My largest single irritation is that break acts on switch and
select; I expected it to act only on any enclosing control structure,
so that you could write something like:
for {
select {
case <-mchan:
// message silently swallowed
case <-schan:
break
}
Instead you have to invent a boolean loop condition. I understand why Go
does this; it enables you to exit early out of a switch or select
case instead of having to wrap everything in ever increasing levels of
nesting. This is likely especially important because Go uses explicit
error checking (which would otherwise force those nested if blocks).
The issue that got partially fixed is Go's return requirements. When I wrote the original version
of my program the natural form of one function was a big switch with
a number of specific cases and then a default: to catch the rest;
however, the original rules required a surplus return at the end of
the function, which irritated me by forcing me to move the default case
to the end of the function, obscuring the logic. The Go 1.1 changes make
my particular case okay but I believe there remain cases where you need
an unreachable ending return (or panic) to make the compiler happy.
You can make an argument that the original and current state of affairs
are good software engineering. If the compiler did true reachability
analysis it'd increase the number of cases where an innocent looking
change to some part of the code would suddenly make the return
coverage not be complete and thus produce potentially odd messages about
missing returns. The current brute force rules protect against this
and lead Go programmers to write in a certain sort of consistent style.
My final issue is my perennial one of being unable to cleanly cancel IO being done by goroutines, breaking them out of things so that they can see a death signal from outside. You can argue that this is a bug in the runtime, but the problem with this is that everything that calls an IO operation then needs to be aware of this particular error case (and catch it, and propagate it up the call stack in whatever way is appropriate). A good start to making it a bug in the runtime would be for the runtime to define a specific error for 'IO attempted on closed connection' and for absolutely everything to use it.

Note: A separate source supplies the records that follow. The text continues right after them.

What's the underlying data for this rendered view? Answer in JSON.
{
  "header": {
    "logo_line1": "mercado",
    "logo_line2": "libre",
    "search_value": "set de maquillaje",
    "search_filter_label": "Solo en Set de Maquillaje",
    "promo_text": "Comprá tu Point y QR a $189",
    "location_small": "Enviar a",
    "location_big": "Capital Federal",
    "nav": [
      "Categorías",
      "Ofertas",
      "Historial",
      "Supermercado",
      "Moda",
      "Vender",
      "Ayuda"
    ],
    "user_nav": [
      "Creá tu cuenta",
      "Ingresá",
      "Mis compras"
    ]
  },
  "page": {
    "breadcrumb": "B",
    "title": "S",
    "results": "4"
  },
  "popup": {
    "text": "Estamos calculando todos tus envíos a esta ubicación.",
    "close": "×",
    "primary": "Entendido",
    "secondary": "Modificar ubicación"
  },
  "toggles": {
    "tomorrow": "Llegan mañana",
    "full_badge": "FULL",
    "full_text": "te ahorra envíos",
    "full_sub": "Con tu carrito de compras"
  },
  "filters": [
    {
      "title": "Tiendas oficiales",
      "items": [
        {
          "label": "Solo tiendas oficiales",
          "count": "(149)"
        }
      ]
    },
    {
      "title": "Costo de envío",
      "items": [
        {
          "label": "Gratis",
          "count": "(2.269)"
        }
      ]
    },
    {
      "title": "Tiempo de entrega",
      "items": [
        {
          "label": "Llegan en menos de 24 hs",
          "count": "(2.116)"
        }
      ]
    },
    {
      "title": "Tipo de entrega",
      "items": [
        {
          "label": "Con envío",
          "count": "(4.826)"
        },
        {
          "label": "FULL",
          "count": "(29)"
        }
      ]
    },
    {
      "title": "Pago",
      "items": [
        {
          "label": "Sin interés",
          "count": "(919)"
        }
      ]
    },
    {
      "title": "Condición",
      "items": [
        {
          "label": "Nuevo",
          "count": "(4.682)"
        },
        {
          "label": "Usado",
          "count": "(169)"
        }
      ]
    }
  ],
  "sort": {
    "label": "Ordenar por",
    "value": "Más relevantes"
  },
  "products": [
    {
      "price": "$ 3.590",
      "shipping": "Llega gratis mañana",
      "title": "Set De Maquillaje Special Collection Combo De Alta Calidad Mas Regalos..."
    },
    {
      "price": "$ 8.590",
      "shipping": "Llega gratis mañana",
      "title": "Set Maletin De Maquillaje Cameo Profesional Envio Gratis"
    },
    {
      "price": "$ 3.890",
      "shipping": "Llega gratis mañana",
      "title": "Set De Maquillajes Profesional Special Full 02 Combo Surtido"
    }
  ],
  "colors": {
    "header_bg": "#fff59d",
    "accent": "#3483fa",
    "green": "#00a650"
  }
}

(As it stands, the net package doesn't even define a publicly
visible error instance for this case, although it does define one
internally. It's my personal view that this beautifully illustrates why
this is a general language problem; while you can 'solve' it in code,
it requires absolutely everyone to get it right and, well, they clearly
don't.)
Again this is a software engineering tradeoff. Both the semantics and the runtime implementation of goroutines are undoubtedly vastly simplified because you don't have to worry about being able to signal or cancel a goroutine from outside itself. Outside of the program exiting, all of the interaction that a goroutine has with the outside world are initiated by itself, on its own terms. This makes it much easier to reason about the effects of a goroutine, especially if it's careful not to use global state.